冷静に眺めれば、世界の主要金融機関の変心に驚きはありません。金融ビジネスの真骨頂は建前と本音の使い分けにあるのですから。世界の世論が地球温暖化に大きく振れている時、ただでさえ利益第一を最優先に考える「強欲」の代名詞、金融機関が脱炭素に異論を挟むわけにいきません。建前として世界の金融機関が総意をまとめ、NZBAを設立したのでしょう。

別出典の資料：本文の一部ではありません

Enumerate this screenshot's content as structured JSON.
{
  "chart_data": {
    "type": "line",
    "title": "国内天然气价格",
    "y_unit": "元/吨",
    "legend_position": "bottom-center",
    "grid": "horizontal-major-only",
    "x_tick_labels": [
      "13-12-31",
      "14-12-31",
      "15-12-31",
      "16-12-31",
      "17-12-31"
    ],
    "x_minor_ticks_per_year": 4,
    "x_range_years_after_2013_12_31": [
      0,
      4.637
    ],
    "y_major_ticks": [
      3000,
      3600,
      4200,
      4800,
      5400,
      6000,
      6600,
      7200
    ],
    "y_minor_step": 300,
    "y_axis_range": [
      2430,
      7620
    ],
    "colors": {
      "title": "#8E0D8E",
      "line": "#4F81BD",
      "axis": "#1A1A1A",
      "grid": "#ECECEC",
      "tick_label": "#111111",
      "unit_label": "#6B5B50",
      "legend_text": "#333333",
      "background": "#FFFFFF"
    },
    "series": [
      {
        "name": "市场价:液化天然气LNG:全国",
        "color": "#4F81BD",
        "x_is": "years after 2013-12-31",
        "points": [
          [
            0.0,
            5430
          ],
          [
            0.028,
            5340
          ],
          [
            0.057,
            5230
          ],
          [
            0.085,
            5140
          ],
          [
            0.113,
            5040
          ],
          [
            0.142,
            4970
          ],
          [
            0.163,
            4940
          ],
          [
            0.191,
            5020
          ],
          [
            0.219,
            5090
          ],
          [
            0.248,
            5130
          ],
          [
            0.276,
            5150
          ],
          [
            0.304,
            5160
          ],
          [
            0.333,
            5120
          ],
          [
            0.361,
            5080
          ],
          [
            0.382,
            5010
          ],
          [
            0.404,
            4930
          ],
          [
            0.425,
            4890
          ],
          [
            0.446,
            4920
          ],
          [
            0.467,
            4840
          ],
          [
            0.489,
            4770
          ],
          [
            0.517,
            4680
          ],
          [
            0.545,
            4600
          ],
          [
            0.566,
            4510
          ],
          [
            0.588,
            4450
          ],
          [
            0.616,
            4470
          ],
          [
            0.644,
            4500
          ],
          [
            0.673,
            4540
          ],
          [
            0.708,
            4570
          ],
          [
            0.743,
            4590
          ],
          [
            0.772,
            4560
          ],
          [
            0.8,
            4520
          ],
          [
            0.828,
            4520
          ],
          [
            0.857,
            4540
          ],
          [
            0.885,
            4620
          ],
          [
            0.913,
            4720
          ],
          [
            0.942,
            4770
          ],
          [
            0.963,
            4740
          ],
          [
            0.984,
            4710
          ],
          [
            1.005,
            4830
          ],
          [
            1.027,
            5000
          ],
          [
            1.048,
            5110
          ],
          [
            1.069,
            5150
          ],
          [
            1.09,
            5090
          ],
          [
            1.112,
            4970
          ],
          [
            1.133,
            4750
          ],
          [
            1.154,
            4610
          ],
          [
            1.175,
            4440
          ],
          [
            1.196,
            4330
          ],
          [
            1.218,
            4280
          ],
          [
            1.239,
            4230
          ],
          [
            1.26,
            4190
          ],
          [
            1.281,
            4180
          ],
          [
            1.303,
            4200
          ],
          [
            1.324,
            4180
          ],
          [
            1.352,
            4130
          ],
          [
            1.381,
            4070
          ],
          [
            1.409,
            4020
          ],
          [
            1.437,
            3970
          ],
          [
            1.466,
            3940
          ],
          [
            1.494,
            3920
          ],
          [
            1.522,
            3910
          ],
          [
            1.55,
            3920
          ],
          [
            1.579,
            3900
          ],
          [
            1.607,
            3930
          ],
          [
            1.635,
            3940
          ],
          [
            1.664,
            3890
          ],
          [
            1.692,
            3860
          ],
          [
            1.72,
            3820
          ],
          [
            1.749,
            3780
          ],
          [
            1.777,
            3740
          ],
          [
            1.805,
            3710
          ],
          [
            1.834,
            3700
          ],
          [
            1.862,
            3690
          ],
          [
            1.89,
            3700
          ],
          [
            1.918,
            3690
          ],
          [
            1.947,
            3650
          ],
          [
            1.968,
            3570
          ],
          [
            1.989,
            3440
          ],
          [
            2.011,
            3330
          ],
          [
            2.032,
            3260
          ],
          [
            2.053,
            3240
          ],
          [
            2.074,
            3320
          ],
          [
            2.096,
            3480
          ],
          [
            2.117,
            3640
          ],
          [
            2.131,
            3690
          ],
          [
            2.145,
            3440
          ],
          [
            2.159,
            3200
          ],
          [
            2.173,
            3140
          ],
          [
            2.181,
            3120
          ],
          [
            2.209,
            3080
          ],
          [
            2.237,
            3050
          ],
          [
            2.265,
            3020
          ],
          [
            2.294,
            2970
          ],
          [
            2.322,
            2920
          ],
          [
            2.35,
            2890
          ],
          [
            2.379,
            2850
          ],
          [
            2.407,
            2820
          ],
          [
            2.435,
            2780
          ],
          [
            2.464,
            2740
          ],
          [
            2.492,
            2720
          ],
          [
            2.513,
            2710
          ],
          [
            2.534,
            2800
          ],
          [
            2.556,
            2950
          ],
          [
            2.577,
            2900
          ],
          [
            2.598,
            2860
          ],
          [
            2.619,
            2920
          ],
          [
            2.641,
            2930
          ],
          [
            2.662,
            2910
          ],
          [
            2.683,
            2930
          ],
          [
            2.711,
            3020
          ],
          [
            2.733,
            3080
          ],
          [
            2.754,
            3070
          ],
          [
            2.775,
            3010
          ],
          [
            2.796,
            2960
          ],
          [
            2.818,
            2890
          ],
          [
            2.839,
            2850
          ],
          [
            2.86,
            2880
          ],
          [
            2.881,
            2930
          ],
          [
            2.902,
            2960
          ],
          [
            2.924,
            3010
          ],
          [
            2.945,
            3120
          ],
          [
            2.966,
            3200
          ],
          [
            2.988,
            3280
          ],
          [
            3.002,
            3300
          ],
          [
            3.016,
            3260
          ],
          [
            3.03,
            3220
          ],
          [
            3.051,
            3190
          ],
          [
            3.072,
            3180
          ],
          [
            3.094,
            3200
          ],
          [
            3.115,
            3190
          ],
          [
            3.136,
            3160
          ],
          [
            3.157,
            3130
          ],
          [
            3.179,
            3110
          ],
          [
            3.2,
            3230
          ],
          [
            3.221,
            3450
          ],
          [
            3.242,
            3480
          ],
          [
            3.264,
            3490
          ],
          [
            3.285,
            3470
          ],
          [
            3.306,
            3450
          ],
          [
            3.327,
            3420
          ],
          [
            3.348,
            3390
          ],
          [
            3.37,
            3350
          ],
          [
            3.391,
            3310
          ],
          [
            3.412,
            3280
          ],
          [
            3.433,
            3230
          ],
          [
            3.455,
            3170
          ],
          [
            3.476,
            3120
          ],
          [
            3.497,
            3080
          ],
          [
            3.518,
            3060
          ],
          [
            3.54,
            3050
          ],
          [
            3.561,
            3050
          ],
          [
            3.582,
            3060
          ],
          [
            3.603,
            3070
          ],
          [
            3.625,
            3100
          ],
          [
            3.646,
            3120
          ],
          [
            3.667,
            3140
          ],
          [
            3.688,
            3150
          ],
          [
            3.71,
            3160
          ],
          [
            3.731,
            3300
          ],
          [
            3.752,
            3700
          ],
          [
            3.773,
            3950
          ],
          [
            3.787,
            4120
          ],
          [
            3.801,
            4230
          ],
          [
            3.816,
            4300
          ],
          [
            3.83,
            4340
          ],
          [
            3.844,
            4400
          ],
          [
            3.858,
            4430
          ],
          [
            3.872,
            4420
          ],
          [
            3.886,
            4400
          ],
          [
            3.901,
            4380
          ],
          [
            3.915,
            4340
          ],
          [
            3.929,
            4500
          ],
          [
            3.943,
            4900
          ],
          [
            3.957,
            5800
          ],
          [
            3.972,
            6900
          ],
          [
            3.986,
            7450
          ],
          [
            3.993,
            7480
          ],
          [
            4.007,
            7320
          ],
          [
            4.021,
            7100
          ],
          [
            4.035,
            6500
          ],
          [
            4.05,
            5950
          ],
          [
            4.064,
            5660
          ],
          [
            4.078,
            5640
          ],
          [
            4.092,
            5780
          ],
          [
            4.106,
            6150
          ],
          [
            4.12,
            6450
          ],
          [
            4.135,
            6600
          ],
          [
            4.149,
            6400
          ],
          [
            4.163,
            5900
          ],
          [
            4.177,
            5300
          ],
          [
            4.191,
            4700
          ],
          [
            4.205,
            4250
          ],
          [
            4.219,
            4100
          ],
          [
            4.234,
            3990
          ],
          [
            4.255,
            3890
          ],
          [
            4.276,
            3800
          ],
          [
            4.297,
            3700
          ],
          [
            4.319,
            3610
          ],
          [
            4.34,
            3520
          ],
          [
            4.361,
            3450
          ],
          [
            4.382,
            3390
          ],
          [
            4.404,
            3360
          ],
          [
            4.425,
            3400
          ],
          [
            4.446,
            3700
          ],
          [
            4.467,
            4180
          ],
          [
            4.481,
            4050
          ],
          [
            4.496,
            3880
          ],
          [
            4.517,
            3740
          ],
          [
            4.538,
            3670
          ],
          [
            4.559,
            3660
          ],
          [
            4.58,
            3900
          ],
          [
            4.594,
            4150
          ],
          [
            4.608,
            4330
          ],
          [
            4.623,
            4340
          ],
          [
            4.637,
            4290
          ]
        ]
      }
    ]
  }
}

本音はやはり違いました。元々、環境やESGなどの投資案件が期待通りの収益を上げるとは考えていませんでした。ブラックロックの内部ですら環境やESGに対して批判する意見が出ていましたし、日本でも伝説の投資家と呼ばれた清原達郎さんが著書「わが投資術」で環境関連の投資に興味がないと明かしています。温暖化ガス・ゼロの目標がどのような仕組みで利益を生み出すのかわからないと吐露しています。
トランプ大統領の復権は「渡りに船」でした。NZBAに参加した金融機関は、世界の国際金融を左右する枠組みとして期待していなかったはずです。批判の矛先をかわすために建前としてCO2など温暖化ガス減少に努力する姿勢を示すしかなかったのです。HSBCは発表で「NZBAは銀行の目標達成の指針策定に役割を果たした」「多くのグローバルな同業他社と同じように脱退を決定した」と説明するのも、頷けます。
ちょっとの正義感を忘れないで
ただ、NZBAの空洞化はとても残念です。世界経済の血液ともいえる金融を握る主要金融機関が政治家ひとり変わるだけで右往左往、右顧左眄するのはとても見苦しい。日本円で兆円単位の巨額な投融資に携わっているにも関わらず、横目で米大統領を見ながらマネーをどう有効に使うのかキョロキョロするは・・・。国や企業の骨格を支えるプロジェクトが時の権力に付和雷同ですか。悲しい、寂しいというより金融機関に対する信頼、信用が根底から崩れてしまいます。
ほんのちょっとの正義感。世界の金融機関が力を合わせれば、無理なことでも可能になることを忘れないでほしい。